La probabilité de survie pour les adultes était
estimée à 85% à un an, 82% à deux ans, 80% à
trois ans et 78% à cinq ans. Avec le scénario pire, la
probabilité de survie pour les adultes était de 73% à 2
ans et 66% à 5 ans. En effet en Afrique du sud, Coetzee et
collaborateurs (13) ont mesuré la survie sous ARV chez les adultes
à 86,3% à deux ans dans le scénario pire. Au Malawi,
Zachariah et collaborateurs (25) ont trouvé une survie de 85%
après deux ans. Une autre étude MSF réalisée au
Cambodge par Ferradini et autres (15) a trouvé cette probabilité
de survie à 85%. Nous avons jugé acceptables les performances de
ce projet sur base de la survie après initiation de la thérapie
antirétrovirale. De nouveau très peu des données sont
publiées au-delà de deux ans.
Par ailleurs une récente étude multicentrique
réalisée par la firme HEINEKEN a trouvé une
probabilité de survie de 89% après 4 ans de thérapie
antirétrovirale pour les patients adultes (scénario pire). La
cohorte était constituée des employés de la firme et leurs
membres de famille (12).
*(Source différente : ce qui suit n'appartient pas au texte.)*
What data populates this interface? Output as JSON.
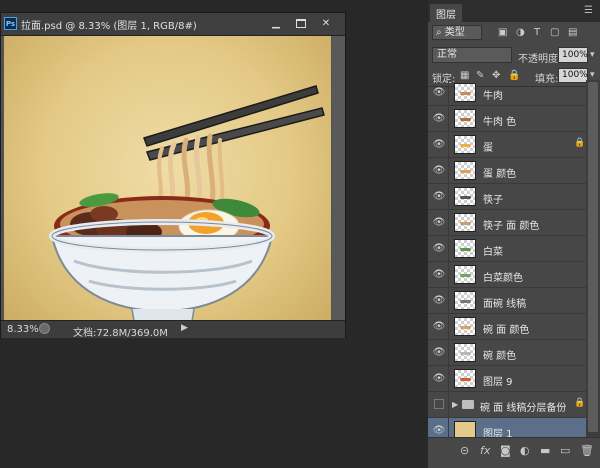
{
  "document": {
    "title": "拉面.psd @ 8.33% (图层 1, RGB/8#)",
    "ps_badge": "Ps",
    "zoom": "8.33%",
    "doc_info": "文档:72.8M/369.0M",
    "minimize_glyph": "▁",
    "close_glyph": "✕",
    "status_arrow_glyph": "▶"
  },
  "layers_panel": {
    "tab_label": "图层",
    "menu_glyph": "☰",
    "filter_kind": "类型",
    "filter_icons": [
      "image-filter-icon",
      "adjustment-filter-icon",
      "type-filter-icon",
      "shape-filter-icon",
      "smartobject-filter-icon"
    ],
    "filter_glyphs": [
      "▣",
      "◑",
      "T",
      "▢",
      "▤"
    ],
    "blend_mode": "正常",
    "opacity_label": "不透明度:",
    "opacity_value": "100%",
    "lock_label": "锁定:",
    "lock_glyphs": [
      "▦",
      "✎",
      "✥",
      "🔒"
    ],
    "fill_label": "填充:",
    "fill_value": "100%",
    "eye_glyph": "👁",
    "layers": [
      {
        "name": "牛肉",
        "visible": true,
        "locked": false
      },
      {
        "name": "牛肉 色",
        "visible": true,
        "locked": false
      },
      {
        "name": "蛋",
        "visible": true,
        "locked": true
      },
      {
        "name": "蛋 颜色",
        "visible": true,
        "locked": false
      },
      {
        "name": "筷子",
        "visible": true,
        "locked": false
      },
      {
        "name": "筷子 面 颜色",
        "visible": true,
        "locked": false
      },
      {
        "name": "白菜",
        "visible": true,
        "locked": false
      },
      {
        "name": "白菜颜色",
        "visible": true,
        "locked": false
      },
      {
        "name": "面碗 线稿",
        "visible": true,
        "locked": false
      },
      {
        "name": "碗 面 颜色",
        "visible": true,
        "locked": false
      },
      {
        "name": "碗 颜色",
        "visible": true,
        "locked": false
      },
      {
        "name": "图层 9",
        "visible": true,
        "locked": false
      },
      {
        "name": "碗 面 线稿分层备份",
        "visible": false,
        "locked": true,
        "is_group": true
      },
      {
        "name": "图层 1",
        "visible": true,
        "locked": false,
        "selected": true
      }
    ],
    "footer_icons": [
      "link-layers-icon",
      "fx-icon",
      "add-mask-icon",
      "adjustment-layer-icon",
      "new-group-icon",
      "new-layer-icon",
      "delete-layer-icon"
    ],
    "footer_glyphs": [
      "⊝",
      "fx",
      "◙",
      "◐",
      "▬",
      "▭",
      "🗑"
    ]
  }
}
La probabilité de survie à 5 ans a
été estimée au Botswana à 79% (11) et au Cameroun
à 40% (21), au Sénégal à 75,4% (6).
Ces résultats satisfaisants dans une grande cohorte ARV
ont été obtenus par Médecins sans Frontières
à Kinshasa grâce à une politique de gratuité totale
des soins, approvisionnement régulier en médicaments et
matériels de qualité, un programme efficace de formation du
personnel, un système de motivation du personnel et un monitoring
individualisé grâce au logiciel FUCHIA.
Le modèle final sur les prédicateurs de la
survie dans notre étude était constitué de l'indice de
masse corporelle, le taux de CD4 et le stade clinique OMS. Ce qui
reflète le recours tardif aux soins. Les résultats similaires ont
été observés dans d'autres études africaines
(21;21;25;25;38). Un problème rencontré dans la
modélisation était le nombre important des données
manquantes sur le taux de CD4. Nous avions crée une catégorie
spécifique pour tester une éventuelle association avec le
décès. Cette catégorie est apparue comme significative
dans le modèle final. Nous pensons que cela s'explique par le fait que
cette catégorie regroupe en majorité les patients stades III ou
IV qui auraient commencé les ARV sans bilan CD4. Nous sommes
également conscients de l'effet des oublis de saisie et des
périodes où l'appareil PARTEC était en panne.
Les limites de l'étude
Les données utilisées pour cette étude
ont été collectées en routine sans toute la rigueur
scientifique requise. Par ailleurs la collecte était assurée par
des médecins et infirmiers formés, et saisies sur support
informatique par un personnel spécialisé. Nous n'avons pas inclut
certains prédicteurs possibles dans l'étude par manque des
données. Il s'agit par exemple du taux d'hémoglobine et du niveau
d'adhérence au traitement antirétroviral.